A top US regulator has warned that polluting companies may increasingly turn to unregulated markets for financing as tighter climate rules are applied to mainstream banks and investors.
Caroline Crenshaw, a commissioner at the Securities and Exchange Commission (SEC), told a webinar hosted by Sierra Club and the Center for American Progress (CAP) that this is a concern for the agency as it prepares a new climate rule due to be published next year.
“As we all work to shine a light on these risks to our financial system and formulate plans to address them, we should also work to ensure that the externalities high-carbon emitters put on our environment and in our capital markets do not find relative safe haven in areas of darkness, least resistance, and lowest cost,” she said.
The application of new disclosure requirements, alongside other measures to mitigate climate risks, are not directly aimed at increasing the costs faced by carbon-heavy borrowers. Instead, they are intended to allow lenders and investors to work with firms to align their activities with a decarbonised economy. But experts have pointed out that higher financing costs are inevitable for high-carbon clients that fail to keep pace with the transition.
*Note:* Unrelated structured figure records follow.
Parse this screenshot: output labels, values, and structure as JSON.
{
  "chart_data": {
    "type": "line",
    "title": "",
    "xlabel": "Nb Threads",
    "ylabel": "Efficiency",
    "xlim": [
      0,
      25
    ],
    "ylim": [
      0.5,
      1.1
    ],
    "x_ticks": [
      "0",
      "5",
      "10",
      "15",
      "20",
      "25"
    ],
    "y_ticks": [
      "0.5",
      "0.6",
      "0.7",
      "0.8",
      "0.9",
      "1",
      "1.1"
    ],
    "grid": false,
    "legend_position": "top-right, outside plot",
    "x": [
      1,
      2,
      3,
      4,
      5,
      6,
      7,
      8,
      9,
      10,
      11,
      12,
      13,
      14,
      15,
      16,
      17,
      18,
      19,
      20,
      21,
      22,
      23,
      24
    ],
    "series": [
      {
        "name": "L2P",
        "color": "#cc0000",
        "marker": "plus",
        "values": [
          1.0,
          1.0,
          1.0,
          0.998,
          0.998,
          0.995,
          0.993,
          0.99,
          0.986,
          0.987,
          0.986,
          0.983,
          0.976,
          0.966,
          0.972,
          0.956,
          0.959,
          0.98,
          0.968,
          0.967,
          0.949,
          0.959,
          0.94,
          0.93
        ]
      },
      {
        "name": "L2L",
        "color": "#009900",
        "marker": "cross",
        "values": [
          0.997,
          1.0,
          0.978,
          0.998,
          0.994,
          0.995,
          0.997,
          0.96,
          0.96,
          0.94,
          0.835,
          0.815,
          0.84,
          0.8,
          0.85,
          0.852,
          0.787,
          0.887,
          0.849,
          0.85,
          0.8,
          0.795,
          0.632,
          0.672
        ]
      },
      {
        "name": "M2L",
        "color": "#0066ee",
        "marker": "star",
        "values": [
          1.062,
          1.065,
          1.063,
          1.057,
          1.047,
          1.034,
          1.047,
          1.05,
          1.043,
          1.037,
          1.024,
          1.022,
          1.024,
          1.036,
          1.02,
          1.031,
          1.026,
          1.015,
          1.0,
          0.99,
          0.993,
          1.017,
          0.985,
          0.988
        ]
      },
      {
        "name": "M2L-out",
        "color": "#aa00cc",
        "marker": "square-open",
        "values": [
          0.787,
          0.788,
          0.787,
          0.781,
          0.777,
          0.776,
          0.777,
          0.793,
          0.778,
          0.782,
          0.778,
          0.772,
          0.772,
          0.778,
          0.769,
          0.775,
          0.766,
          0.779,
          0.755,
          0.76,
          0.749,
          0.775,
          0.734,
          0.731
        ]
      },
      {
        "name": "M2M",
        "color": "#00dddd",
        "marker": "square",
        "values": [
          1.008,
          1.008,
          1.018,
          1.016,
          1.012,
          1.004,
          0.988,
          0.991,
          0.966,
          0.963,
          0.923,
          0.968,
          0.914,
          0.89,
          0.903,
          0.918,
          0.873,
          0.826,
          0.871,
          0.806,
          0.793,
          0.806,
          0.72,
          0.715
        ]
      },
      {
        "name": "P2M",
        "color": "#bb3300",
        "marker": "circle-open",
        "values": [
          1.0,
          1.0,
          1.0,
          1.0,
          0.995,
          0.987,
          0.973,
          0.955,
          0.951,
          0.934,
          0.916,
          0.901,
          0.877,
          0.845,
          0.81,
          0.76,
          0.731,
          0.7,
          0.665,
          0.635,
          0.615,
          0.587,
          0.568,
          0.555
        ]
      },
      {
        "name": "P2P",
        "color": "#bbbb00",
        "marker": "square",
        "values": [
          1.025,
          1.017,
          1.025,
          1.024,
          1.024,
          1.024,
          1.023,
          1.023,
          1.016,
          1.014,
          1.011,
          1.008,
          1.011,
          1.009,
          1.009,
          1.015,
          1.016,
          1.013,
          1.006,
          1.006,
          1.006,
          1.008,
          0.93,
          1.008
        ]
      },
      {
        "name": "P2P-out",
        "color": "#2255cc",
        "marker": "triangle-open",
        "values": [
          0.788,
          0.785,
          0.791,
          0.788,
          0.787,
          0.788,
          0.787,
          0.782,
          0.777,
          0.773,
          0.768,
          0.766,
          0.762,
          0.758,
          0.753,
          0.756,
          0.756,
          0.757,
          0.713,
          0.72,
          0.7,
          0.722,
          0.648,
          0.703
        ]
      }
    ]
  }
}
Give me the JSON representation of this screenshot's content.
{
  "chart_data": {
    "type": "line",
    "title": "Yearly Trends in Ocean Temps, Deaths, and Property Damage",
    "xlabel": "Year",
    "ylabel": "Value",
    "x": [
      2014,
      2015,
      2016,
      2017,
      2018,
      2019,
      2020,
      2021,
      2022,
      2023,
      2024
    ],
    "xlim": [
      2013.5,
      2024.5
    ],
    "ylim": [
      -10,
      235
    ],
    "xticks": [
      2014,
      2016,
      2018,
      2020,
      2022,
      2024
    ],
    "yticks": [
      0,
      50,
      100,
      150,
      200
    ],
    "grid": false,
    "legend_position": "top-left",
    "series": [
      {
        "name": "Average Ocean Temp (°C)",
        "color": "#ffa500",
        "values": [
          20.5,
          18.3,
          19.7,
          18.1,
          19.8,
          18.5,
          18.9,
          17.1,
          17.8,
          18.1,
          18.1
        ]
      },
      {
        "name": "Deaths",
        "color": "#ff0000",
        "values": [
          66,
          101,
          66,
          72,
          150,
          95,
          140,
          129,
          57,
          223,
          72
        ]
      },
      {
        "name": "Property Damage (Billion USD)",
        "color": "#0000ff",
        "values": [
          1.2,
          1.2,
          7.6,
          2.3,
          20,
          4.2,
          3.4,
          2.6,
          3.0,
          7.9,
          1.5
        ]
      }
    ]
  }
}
In stating that climate risk regulation must be extended to the regulation of private markets, Crenshaw echoed a recent CAP paper, which called on regulators to use prudential tools to limit banks’ ability to facilitate climate risks migrating to the shadow banking sector. The authors noted that the sector relies heavily on financial support from the mainstream banking system.
Crenshaw said that, although the SEC is actively considering these concerns, it is possible its current toolkit may be insufficient.
“Historically, Congress has acted when the opacity of the private markets turns into darkness,” she added.
Speaking on the same subject in October, the Bank of England’s deputy governor Dave Ramsden expressed more optimism that tightening climate rules on banks will not lead to increased financial flows towards unregulated institutions.
He said regulators were focused on ensuring non-bank finance is safe and playing a positive role in meeting key macroeconomic objectives, including addressing the climate crisis.